Güncelleme Tarihi:
maNga’nın solisti Ferman Akgül, ilk solo albümü ‘Yürüyorum İçimde’yi yayımladı. “Paylaşmak istediğim farklı şarkılar vardı” diyen Akgül, maNga’nın devam edeceğinin de altını çizdi. Grubun hayranları için de yeni albüm hazırlıklarına başladığının müjdesini verdi. Akgül’le solo yolculuğunu, yeni projelerini ve maNga’yı konuştuk.

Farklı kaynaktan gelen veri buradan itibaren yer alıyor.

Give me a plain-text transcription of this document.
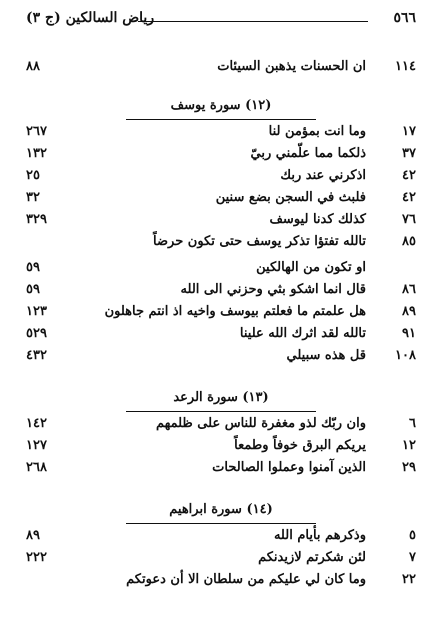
٥٦٦
رياض السالكين (ج ٣)
١١٤
ان الحسنات يذهبن السيئات
٨٨
(١٢) سورة يوسف
١٧
وما انت بمؤمن لنا
٢٦٧
٣٧
ذلكما مما علّمني ربيّ
١٣٢
٤٢
اذكرني عند ربك
٢٥
٤٢
فلبث في السجن بضع سنين
٣٢
٧٦
كذلك كدنا ليوسف
٣٢٩
٨٥
تالله تفتؤا تذكر يوسف حتى تكون حرضاً
او تكون من الهالكين
٥٩
٨٦
قال انما اشكو بثي وحزني الى الله
٥٩
٨٩
هل علمتم ما فعلتم بيوسف واخيه اذ انتم جاهلون
١٢٣
٩١
تالله لقد اثرك الله علينا
٥٢٩
١٠٨
قل هذه سبيلي
٤٣٢
(١٣) سورة الرعد
٦
وان ربّك لذو مغفرة للناس على ظلمهم
١٤٢
١٢
يريكم البرق خوفاً وطمعاً
١٢٧
٢٩
الذين آمنوا وعملوا الصالحات
٢٦٨
(١٤) سورة ابراهيم
٥
وذكرهم بأيام الله
٨٩
٧
لئن شكرتم لازيدنكم
٢٢٢
٢٢
وما كان لي عليكم من سلطان الا أن دعوتكم
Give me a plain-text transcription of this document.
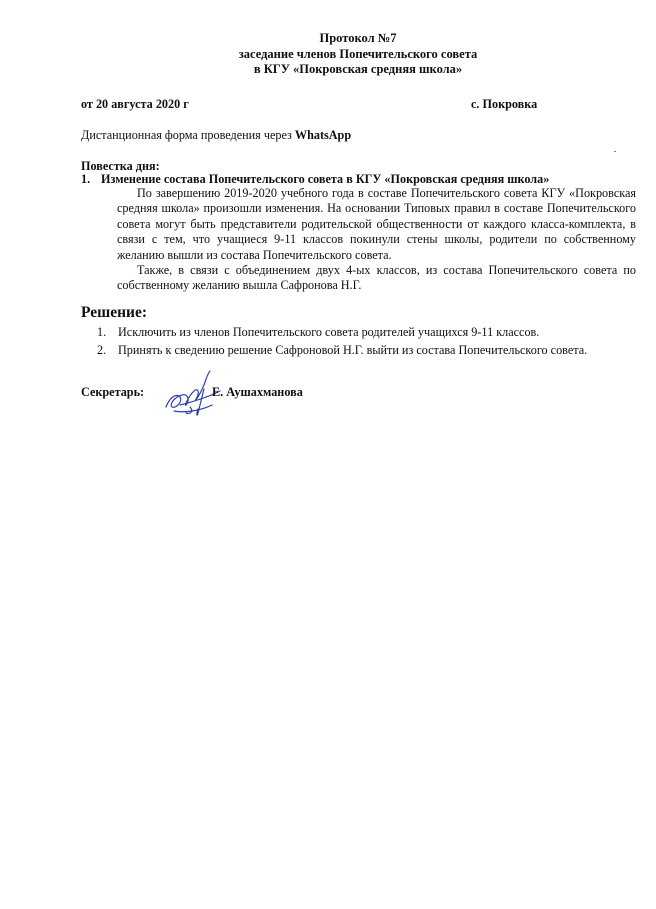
Протокол №7
заседание членов Попечительского совета
в КГУ «Покровская средняя школа»
от 20 августа 2020 г	с. Покровка
Дистанционная форма проведения через WhatsApp
Повестка дня:
1. Изменение состава Попечительского совета в КГУ «Покровская средняя школа»

По завершению 2019-2020 учебного года в составе Попечительского совета КГУ «Покровская средняя школа» произошли изменения. На основании Типовых правил в составе Попечительского совета могут быть представители родительской общественности от каждого класса-комплекта, в связи с тем, что учащиеся 9-11 классов покинули стены школы, родители по собственному желанию вышли из состава Попечительского совета.

Также, в связи с объединением двух 4-ых классов, из состава Попечительского совета по собственному желанию вышла Сафронова Н.Г.

Решение:
1. Исключить из членов Попечительского совета родителей учащихся 9-11 классов.
2. Принять к сведению решение Сафроновой Н.Г. выйти из состава Попечительского совета.
Секретарь:	Е. Аушахманова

Solo albüm fikri nereden çıktı?
Yapmak istediğim, paylaşmak istediğim farklı şarkılardı bunlar, tarzı farklıydı. Birilerine vermektense, şarkıları satmaktansa, saklayıp hiç paylaşmamaktansa bir albüm yapayım, bu tarzda yaptığım parçaları da kendi albümümle paylaşayım istedim. Kişisel sözlerim hikayelerim de oluyordu. Onlarla başbaşa kalıp tamamen kararlarını kendi verdiğim bir çalışma olsun istedim.
Albüm size ne hissettirdi? Tüm kararları tek başınıza almanız..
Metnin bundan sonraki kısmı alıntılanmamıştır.